Brevizin laughed. “I must repeat that,” he said, “to one or two friends of mine.” Manville, he was thinking, had been very glib and plausible last Friday, and Curtis is being very glib and plausible today, with utterly opposed stories to tell. Either could be lying, anything could be the truth, but Brevizin found himself leaning more toward Curtis’s version, for two reasons. First, the fact that Manville was unquestionably back working with Curtis again, something he’d be unlikely to do if he really believed Curtis was trying to kill him. And second, the fact that Curtis’s story didn’t have any melodrama in it.

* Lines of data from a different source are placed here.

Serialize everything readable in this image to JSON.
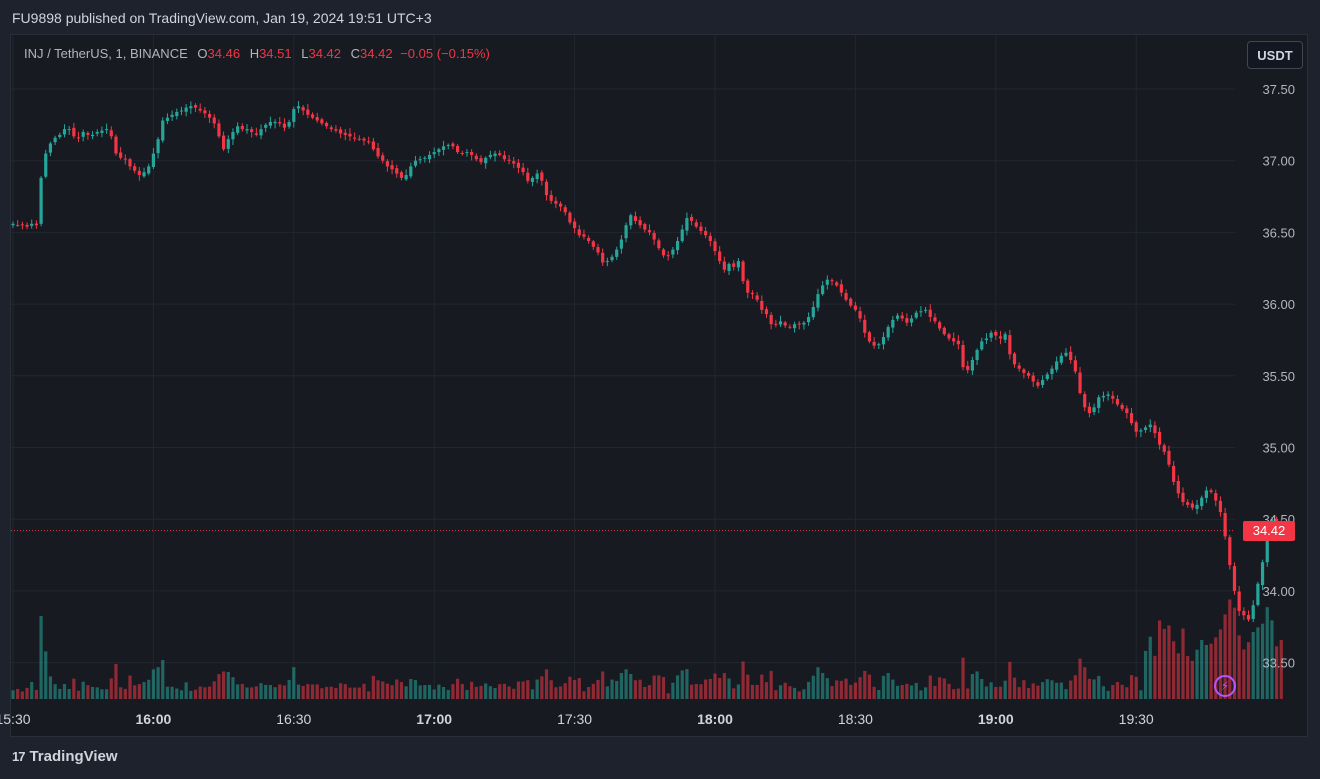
{
  "header": {
    "published": "FU9898 published on TradingView.com, Jan 19, 2024 19:51 UTC+3"
  },
  "legend": {
    "symbol": "INJ / TetherUS, 1, BINANCE",
    "o_label": "O",
    "o": "34.46",
    "h_label": "H",
    "h": "34.51",
    "l_label": "L",
    "l": "34.42",
    "c_label": "C",
    "c": "34.42",
    "change": "−0.05 (−0.15%)"
  },
  "currency_button": "USDT",
  "last_price_label": "34.42",
  "footer": {
    "brand": "TradingView",
    "logo_icon": "tradingview-logo-icon"
  },
  "colors": {
    "up": "#26a69a",
    "down": "#f23645",
    "background": "#181a21",
    "grid": "#22262f",
    "alert_icon": "#b455ff"
  },
  "chart_data": {
    "type": "candlestick",
    "x_tick_labels": [
      "15:30",
      "16:00",
      "16:30",
      "17:00",
      "17:30",
      "18:00",
      "18:30",
      "19:00",
      "19:30"
    ],
    "y_tick_labels": [
      "37.50",
      "37.00",
      "36.50",
      "36.00",
      "35.50",
      "35.00",
      "34.50",
      "34.00",
      "33.50"
    ],
    "ylim": [
      33.22,
      37.7
    ],
    "last_price": 34.42,
    "interval_minutes": 1,
    "start_time": "15:30",
    "series": [
      {
        "name": "INJ / TetherUS",
        "close_by_minute": [
          36.56,
          36.55,
          36.55,
          36.54,
          36.56,
          36.55,
          36.88,
          37.05,
          37.12,
          37.16,
          37.18,
          37.22,
          37.22,
          37.17,
          37.16,
          37.2,
          37.18,
          37.18,
          37.2,
          37.21,
          37.22,
          37.17,
          37.05,
          37.02,
          37.01,
          36.96,
          36.93,
          36.9,
          36.92,
          36.96,
          37.05,
          37.15,
          37.28,
          37.3,
          37.32,
          37.34,
          37.35,
          37.37,
          37.38,
          37.37,
          37.35,
          37.33,
          37.3,
          37.26,
          37.17,
          37.08,
          37.15,
          37.2,
          37.24,
          37.22,
          37.22,
          37.2,
          37.18,
          37.22,
          37.25,
          37.27,
          37.27,
          37.26,
          37.23,
          37.27,
          37.36,
          37.38,
          37.35,
          37.32,
          37.3,
          37.28,
          37.26,
          37.24,
          37.22,
          37.21,
          37.19,
          37.18,
          37.17,
          37.16,
          37.15,
          37.14,
          37.13,
          37.08,
          37.03,
          37.0,
          36.96,
          36.94,
          36.91,
          36.88,
          36.9,
          36.96,
          37.0,
          37.01,
          37.02,
          37.04,
          37.06,
          37.08,
          37.1,
          37.11,
          37.1,
          37.06,
          37.05,
          37.06,
          37.04,
          37.01,
          36.99,
          37.02,
          37.04,
          37.05,
          37.04,
          37.01,
          37.0,
          36.98,
          36.95,
          36.92,
          36.86,
          36.88,
          36.91,
          36.86,
          36.76,
          36.72,
          36.7,
          36.68,
          36.64,
          36.57,
          36.53,
          36.48,
          36.47,
          36.44,
          36.4,
          36.36,
          36.29,
          36.3,
          36.33,
          36.38,
          36.45,
          36.55,
          36.62,
          36.58,
          36.55,
          36.52,
          36.5,
          36.45,
          36.39,
          36.34,
          36.34,
          36.38,
          36.44,
          36.52,
          36.6,
          36.58,
          36.54,
          36.51,
          36.48,
          36.44,
          36.37,
          36.3,
          36.24,
          36.28,
          36.26,
          36.3,
          36.16,
          36.08,
          36.07,
          36.03,
          35.96,
          35.93,
          35.86,
          35.86,
          35.88,
          35.85,
          35.84,
          35.86,
          35.86,
          35.87,
          35.91,
          35.98,
          36.07,
          36.13,
          36.17,
          36.16,
          36.13,
          36.08,
          36.03,
          35.99,
          35.96,
          35.9,
          35.8,
          35.74,
          35.71,
          35.72,
          35.77,
          35.84,
          35.89,
          35.92,
          35.9,
          35.87,
          35.9,
          35.94,
          35.95,
          35.96,
          35.91,
          35.88,
          35.83,
          35.79,
          35.76,
          35.74,
          35.72,
          35.56,
          35.54,
          35.61,
          35.68,
          35.74,
          35.76,
          35.8,
          35.78,
          35.76,
          35.79,
          35.65,
          35.58,
          35.55,
          35.52,
          35.5,
          35.46,
          35.43,
          35.47,
          35.51,
          35.55,
          35.6,
          35.64,
          35.66,
          35.61,
          35.53,
          35.38,
          35.28,
          35.24,
          35.28,
          35.35,
          35.36,
          35.37,
          35.34,
          35.3,
          35.27,
          35.24,
          35.17,
          35.11,
          35.12,
          35.14,
          35.16,
          35.1,
          35.02,
          34.97,
          34.88,
          34.76,
          34.68,
          34.62,
          34.6,
          34.58,
          34.6,
          34.65,
          34.7,
          34.69,
          34.63,
          34.55,
          34.38,
          34.18,
          34.0,
          33.86,
          33.83,
          33.8,
          33.9,
          34.05,
          34.2,
          34.38,
          34.5,
          34.46,
          34.42
        ]
      }
    ]
  }
}
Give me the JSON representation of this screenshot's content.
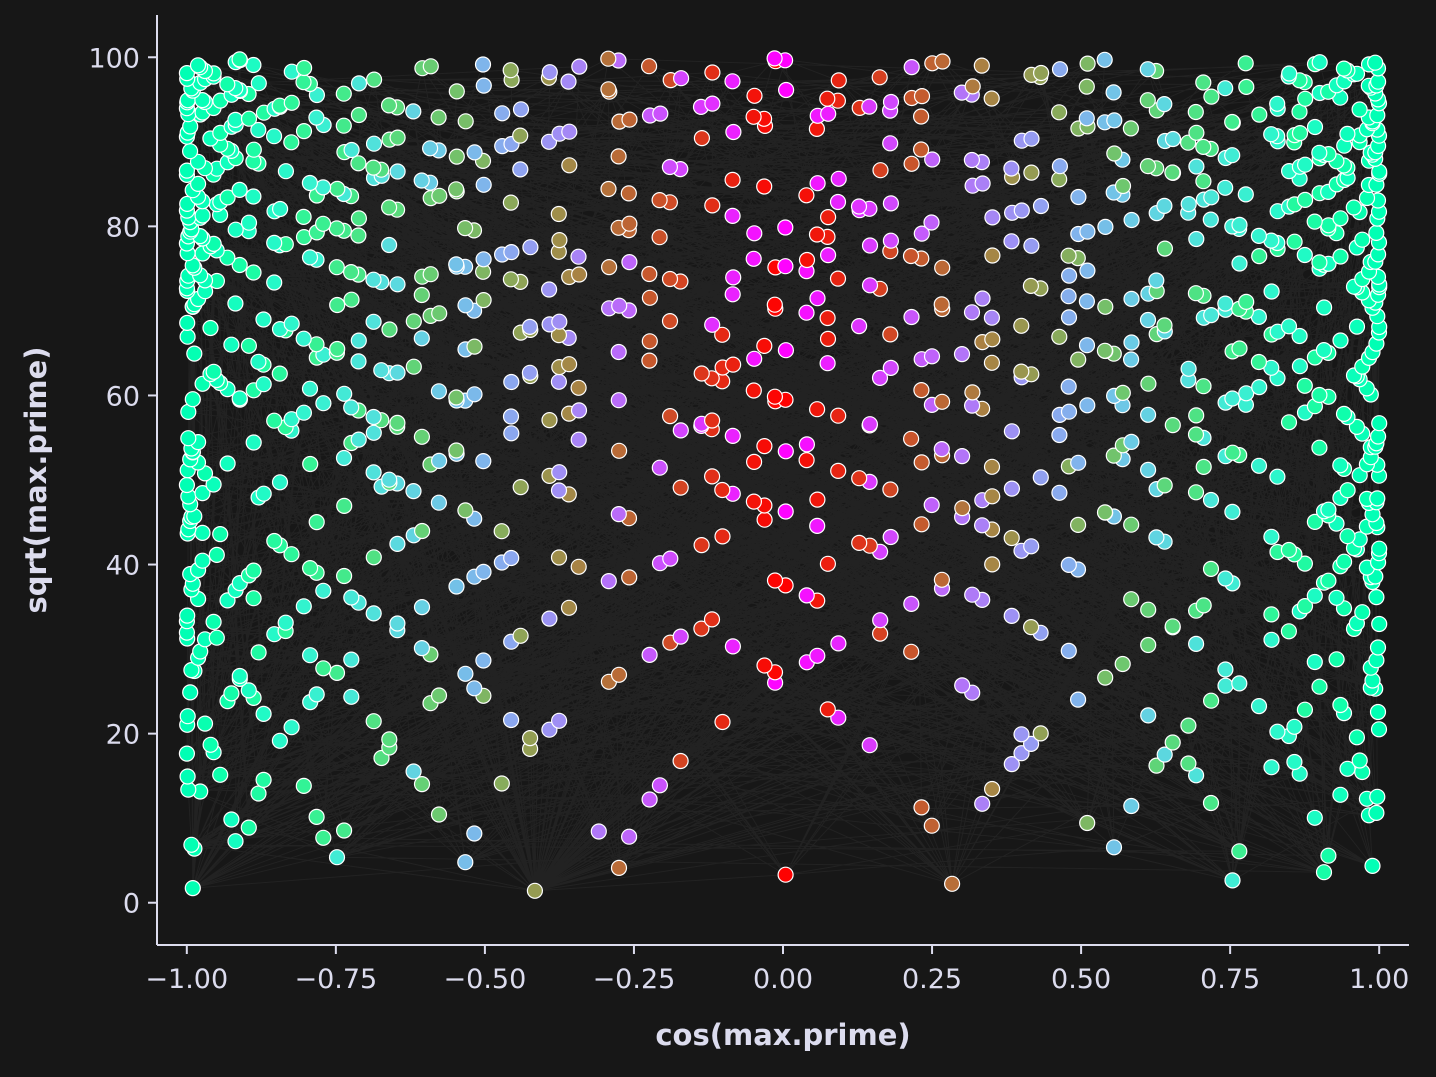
{
  "chart_data": {
    "type": "scatter",
    "title": "",
    "xlabel": "cos(max.prime)",
    "ylabel": "sqrt(max.prime)",
    "xlim": [
      -1.05,
      1.05
    ],
    "ylim": [
      -5,
      105
    ],
    "x_ticks": [
      "−1.00",
      "−0.75",
      "−0.50",
      "−0.25",
      "0.00",
      "0.25",
      "0.50",
      "0.75",
      "1.00"
    ],
    "x_tick_values": [
      -1.0,
      -0.75,
      -0.5,
      -0.25,
      0.0,
      0.25,
      0.5,
      0.75,
      1.0
    ],
    "y_ticks": [
      "0",
      "20",
      "40",
      "60",
      "80",
      "100"
    ],
    "y_tick_values": [
      0,
      20,
      40,
      60,
      80,
      100
    ],
    "grid": false,
    "legend": "none",
    "x_formula": "cos(n)",
    "y_formula": "sqrt(n)",
    "n_range": [
      2,
      10000
    ],
    "point_filter": "n is prime",
    "color_by": "abs(x)",
    "colormap": "rainbow",
    "point_edge_color": "#ffffff",
    "edge_lines": "faint gray lines connecting the points",
    "colors": {
      "background": "#171717",
      "axis": "#dcdcee",
      "edge_line": "#bbbbbb"
    }
  }
}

“But now,” Curtis said, “as to why I’m here. George was very impressed by you, so that’s why you’re the one I’ve come to.”
“Thank him for me.”
“I will. What’s happened is, we’ve had another problem, out of the blue. The captain of my yacht had been using it, when I wasn’t around, for smuggling. We don’t yet know what, or who he was dealing with, only that he thought he was about to be exposed, and last Friday he killed himself. Here, in Brisbane. The ship is here—”
“The Mallory .”
“Of course, George would have mentioned the ship. The investigation into Captain Zhang is just getting underway; in fact, I had a conversation yesterday with the policeman in charge, Inspector Fairchild.”
Brevizin smiled and nodded. “I’ve heard the name,” he said.
“My ship has been used,” Curtis said, “without my knowledge or permission. In an ongoing criminal enterprise. I don’t know what legal ramifications this could hold for me or the ship, in Australia. In some countries, the ship would be impounded. Now, I must get back to Singapore today. I would like to retain your firm to represent my interests in connection with the Mallory , for so long as she remains here.”